Under this version of the policy, the power to rename district facilities still rests solely in the hands of the board, but they now must consider "community input in identifying a meaningful and appropriate name."
Under the policy's "Procedures" section, a petition with a minimum of 200 signatures is required for the board to consider a naming or renaming of a facility, which should identify "why the current facility name is obsolete or inappropriate."
It also mandates that the district notify the person or group who submitted the petition (or nomination) for the name change within 60 days of receiving it to advise them on whether or not the board will vote on conducting an open public discussion on the matter.
The board was patient with the packed crowd, allowing everyone who wished to speak the opportunity to approach the microphone.
Other proud alumni, including 1959 graduate Len Schroeder, shared their memories of their time spent in Malverne High School and pleaded that the board uphold the current name.
"Malverne has always been Malverne High School and should stay Malverne High School," he said, adding that his father even graduated from this school in 1921.

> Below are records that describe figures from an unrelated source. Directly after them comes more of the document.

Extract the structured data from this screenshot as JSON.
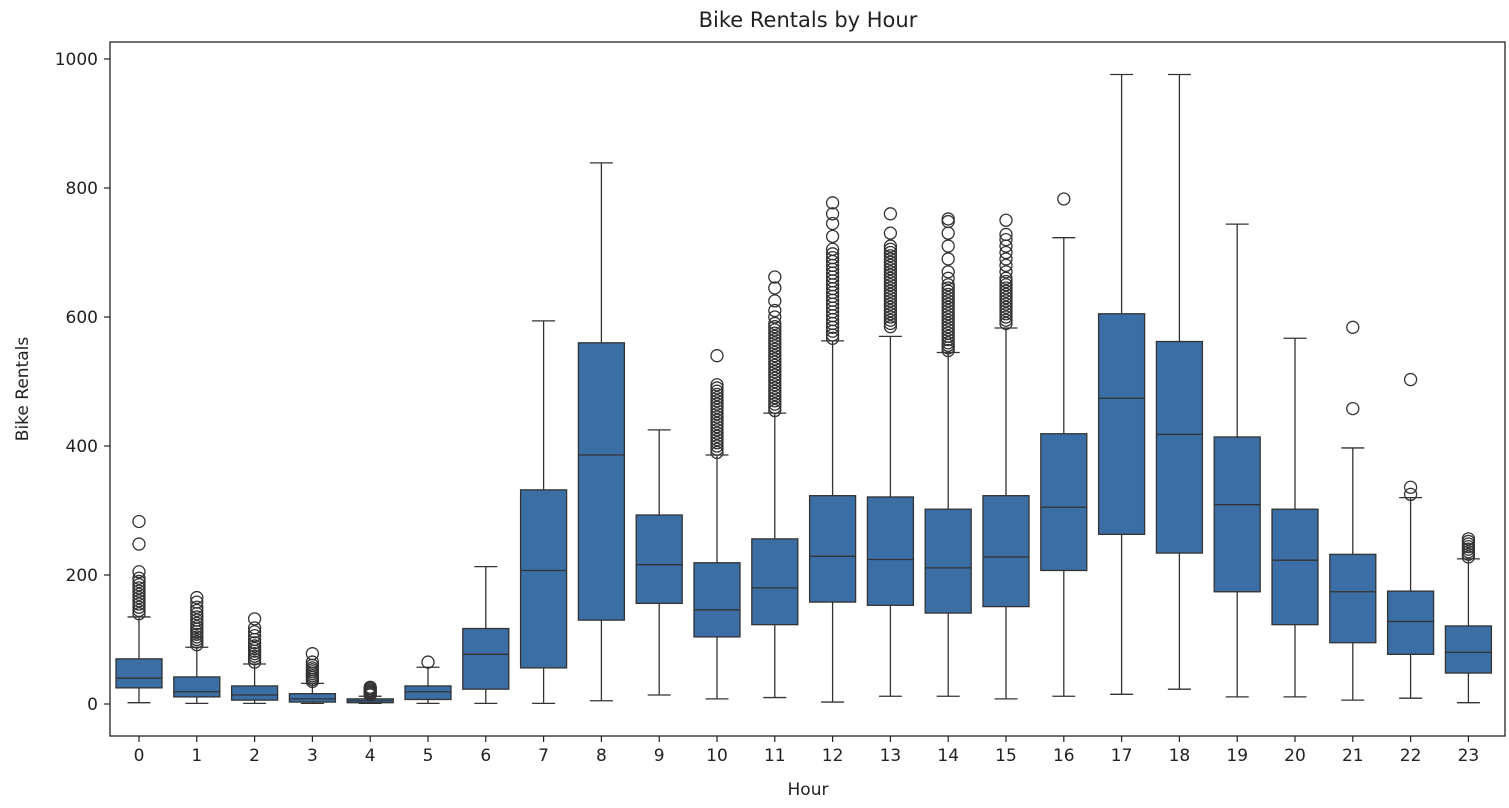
{
  "chart_data": {
    "type": "box",
    "title": "Bike Rentals by Hour",
    "xlabel": "Hour",
    "ylabel": "Bike Rentals",
    "ylim": [
      -50,
      1025
    ],
    "yticks": [
      0,
      200,
      400,
      600,
      800,
      1000
    ],
    "categories": [
      "0",
      "1",
      "2",
      "3",
      "4",
      "5",
      "6",
      "7",
      "8",
      "9",
      "10",
      "11",
      "12",
      "13",
      "14",
      "15",
      "16",
      "17",
      "18",
      "19",
      "20",
      "21",
      "22",
      "23"
    ],
    "box_color": "#3a6ea5",
    "edge_color": "#333333",
    "grid": false,
    "boxes": [
      {
        "hour": "0",
        "whisker_low": 2,
        "q1": 25,
        "median": 40,
        "q3": 70,
        "whisker_high": 135,
        "outliers": [
          140,
          145,
          150,
          155,
          160,
          165,
          170,
          175,
          180,
          185,
          190,
          195,
          205,
          248,
          283
        ]
      },
      {
        "hour": "1",
        "whisker_low": 1,
        "q1": 11,
        "median": 19,
        "q3": 42,
        "whisker_high": 88,
        "outliers": [
          92,
          96,
          100,
          104,
          108,
          112,
          116,
          120,
          125,
          130,
          135,
          140,
          145,
          150,
          158,
          165
        ]
      },
      {
        "hour": "2",
        "whisker_low": 1,
        "q1": 6,
        "median": 14,
        "q3": 28,
        "whisker_high": 62,
        "outliers": [
          65,
          70,
          74,
          78,
          82,
          86,
          90,
          95,
          100,
          106,
          112,
          118,
          132
        ]
      },
      {
        "hour": "3",
        "whisker_low": 1,
        "q1": 3,
        "median": 8,
        "q3": 16,
        "whisker_high": 32,
        "outliers": [
          35,
          38,
          41,
          44,
          47,
          50,
          53,
          56,
          60,
          65,
          78
        ]
      },
      {
        "hour": "4",
        "whisker_low": 1,
        "q1": 2,
        "median": 5,
        "q3": 8,
        "whisker_high": 12,
        "outliers": [
          14,
          16,
          18,
          20,
          22,
          24,
          26
        ]
      },
      {
        "hour": "5",
        "whisker_low": 1,
        "q1": 7,
        "median": 19,
        "q3": 28,
        "whisker_high": 57,
        "outliers": [
          65
        ]
      },
      {
        "hour": "6",
        "whisker_low": 1,
        "q1": 23,
        "median": 77,
        "q3": 117,
        "whisker_high": 213,
        "outliers": []
      },
      {
        "hour": "7",
        "whisker_low": 1,
        "q1": 56,
        "median": 207,
        "q3": 332,
        "whisker_high": 594,
        "outliers": []
      },
      {
        "hour": "8",
        "whisker_low": 5,
        "q1": 130,
        "median": 386,
        "q3": 560,
        "whisker_high": 839,
        "outliers": []
      },
      {
        "hour": "9",
        "whisker_low": 14,
        "q1": 156,
        "median": 216,
        "q3": 293,
        "whisker_high": 425,
        "outliers": []
      },
      {
        "hour": "10",
        "whisker_low": 8,
        "q1": 104,
        "median": 146,
        "q3": 219,
        "whisker_high": 386,
        "outliers": [
          390,
          395,
          400,
          405,
          410,
          415,
          420,
          425,
          430,
          435,
          440,
          445,
          450,
          455,
          460,
          465,
          470,
          475,
          480,
          485,
          490,
          495,
          540
        ]
      },
      {
        "hour": "11",
        "whisker_low": 10,
        "q1": 123,
        "median": 180,
        "q3": 256,
        "whisker_high": 451,
        "outliers": [
          455,
          460,
          465,
          470,
          475,
          480,
          485,
          490,
          495,
          500,
          505,
          510,
          515,
          520,
          525,
          530,
          535,
          540,
          545,
          550,
          555,
          560,
          565,
          570,
          575,
          580,
          585,
          590,
          600,
          610,
          625,
          645,
          662
        ]
      },
      {
        "hour": "12",
        "whisker_low": 3,
        "q1": 158,
        "median": 229,
        "q3": 323,
        "whisker_high": 563,
        "outliers": [
          567,
          572,
          578,
          584,
          590,
          596,
          602,
          608,
          614,
          620,
          626,
          632,
          638,
          644,
          650,
          656,
          662,
          668,
          674,
          680,
          686,
          692,
          698,
          705,
          725,
          745,
          760,
          777
        ]
      },
      {
        "hour": "13",
        "whisker_low": 12,
        "q1": 153,
        "median": 224,
        "q3": 321,
        "whisker_high": 570,
        "outliers": [
          585,
          590,
          595,
          600,
          605,
          610,
          615,
          620,
          625,
          630,
          635,
          640,
          645,
          650,
          655,
          660,
          665,
          670,
          675,
          680,
          685,
          690,
          695,
          700,
          705,
          710,
          730,
          760
        ]
      },
      {
        "hour": "14",
        "whisker_low": 12,
        "q1": 141,
        "median": 211,
        "q3": 302,
        "whisker_high": 545,
        "outliers": [
          548,
          552,
          556,
          560,
          565,
          570,
          575,
          580,
          585,
          590,
          595,
          600,
          605,
          610,
          615,
          620,
          625,
          630,
          635,
          640,
          645,
          650,
          660,
          670,
          690,
          710,
          730,
          748,
          752
        ]
      },
      {
        "hour": "15",
        "whisker_low": 8,
        "q1": 151,
        "median": 228,
        "q3": 323,
        "whisker_high": 583,
        "outliers": [
          590,
          595,
          600,
          605,
          610,
          615,
          620,
          625,
          630,
          635,
          640,
          645,
          650,
          655,
          660,
          670,
          680,
          690,
          700,
          710,
          720,
          728,
          750
        ]
      },
      {
        "hour": "16",
        "whisker_low": 12,
        "q1": 207,
        "median": 305,
        "q3": 419,
        "whisker_high": 723,
        "outliers": [
          783
        ]
      },
      {
        "hour": "17",
        "whisker_low": 15,
        "q1": 263,
        "median": 474,
        "q3": 605,
        "whisker_high": 976,
        "outliers": []
      },
      {
        "hour": "18",
        "whisker_low": 23,
        "q1": 234,
        "median": 418,
        "q3": 562,
        "whisker_high": 976,
        "outliers": []
      },
      {
        "hour": "19",
        "whisker_low": 11,
        "q1": 174,
        "median": 309,
        "q3": 414,
        "whisker_high": 744,
        "outliers": []
      },
      {
        "hour": "20",
        "whisker_low": 11,
        "q1": 123,
        "median": 223,
        "q3": 302,
        "whisker_high": 567,
        "outliers": []
      },
      {
        "hour": "21",
        "whisker_low": 6,
        "q1": 95,
        "median": 174,
        "q3": 232,
        "whisker_high": 397,
        "outliers": [
          458,
          584
        ]
      },
      {
        "hour": "22",
        "whisker_low": 9,
        "q1": 77,
        "median": 128,
        "q3": 175,
        "whisker_high": 320,
        "outliers": [
          325,
          336,
          503
        ]
      },
      {
        "hour": "23",
        "whisker_low": 2,
        "q1": 48,
        "median": 80,
        "q3": 121,
        "whisker_high": 225,
        "outliers": [
          228,
          232,
          236,
          240,
          244,
          248,
          252,
          256
        ]
      }
    ]
  }
}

"I am now and will always be a very proud Malverne Mule, " said Ray Carter, Class of '94. "I think we should name something after [Cherry] but not the high school. It's much bigger than any one person, any one neighborhood or any one group."
Students, parents and some faculty in attendance who sported their own T-shirts indicating that they have been working without a contract, campaigned instead for the district to move on from the renaming issue and focus on more pressing matters.
"Changing the name will not change the academics," one Malverne student from Lynbook said. "I don’t feel this should be the main focus. Teachers are getting laid off, some of our great teachers who mentor us and push us, and teachers are working without a contract and our main focus is changing the name of the high school."
One Downing parent even pointed out that the district has already paid tribute to Cherry by planting cherry tree in her honor to her on the school's property. (However, according to a faculty member, no dedication has taken place yet.)
"I personally don't care if the school is called 'school,'" said one mother who recently moved into the district and was contemplating sending her gifted 11-year-old son to the public schools. "I want to make sure the academics are the main focus of this school district before I bring my child here."
She posed the question to the board and community, "Should I send my child to this public school?"